2. Flame Retardant Polyolefin Resin Composition The flame retardant of the present invention can be used as a flame retardant for various resins. In particular, it can be suitably used as a flame retardant for polyolefin resins. That is, it is suitable as a flame retardant for polyolefin resin. The flame-retardant polyolefin resin composition of the present invention (hereinafter abbreviated as “resin composition”) is obtained by kneading this and the polyolefin resin.

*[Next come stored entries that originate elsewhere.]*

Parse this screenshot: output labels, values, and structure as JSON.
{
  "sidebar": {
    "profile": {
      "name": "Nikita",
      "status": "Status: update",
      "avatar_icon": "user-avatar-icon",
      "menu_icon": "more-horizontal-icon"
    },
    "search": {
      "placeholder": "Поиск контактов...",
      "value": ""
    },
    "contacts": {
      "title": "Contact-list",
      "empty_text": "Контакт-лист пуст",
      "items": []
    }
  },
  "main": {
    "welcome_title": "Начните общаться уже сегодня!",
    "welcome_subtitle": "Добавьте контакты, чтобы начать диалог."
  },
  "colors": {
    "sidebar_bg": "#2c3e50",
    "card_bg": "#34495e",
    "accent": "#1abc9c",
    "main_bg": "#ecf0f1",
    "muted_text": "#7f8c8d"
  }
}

  Examples of the polyolefin resin include, but are not limited to, homopolymers or copolymers of olefins such as ethylene, propylene, and butene. Specifically, polyethylene, polypropylene, ethylene-vinyl acetate copolymer, ethylene-ethyl acrylate copolymer, ethylene-acrylic acid copolymer, ethylene-methyl methacrylate copolymer, ethylene-α-olefin copolymer , Ethylene-propylene copolymer, propylene-butene copolymer and the like. These resins can be used alone or in admixture of two or more. Among these resins, polypropylene is particularly preferable.

  The content of the flame retardant in the resin composition is not limited, but is preferably about 1 to 50 parts by weight, more preferably about 2 to 40 parts by weight, and most preferably about 3 to 15 parts by weight with respect to 100 parts by weight of the resin. preferable. When the blending amount is less than 1 part by weight, practical flame retardant performance cannot be obtained. When the blending amount exceeds 50 parts by weight, the mechanical properties and workability of the resin composition are degraded, the thermal stability is degraded, or Not only does it cause the inconvenience of blooming, but it also raises the uneconomical problem of not showing an increase in flame retardancy depending on the blending amount.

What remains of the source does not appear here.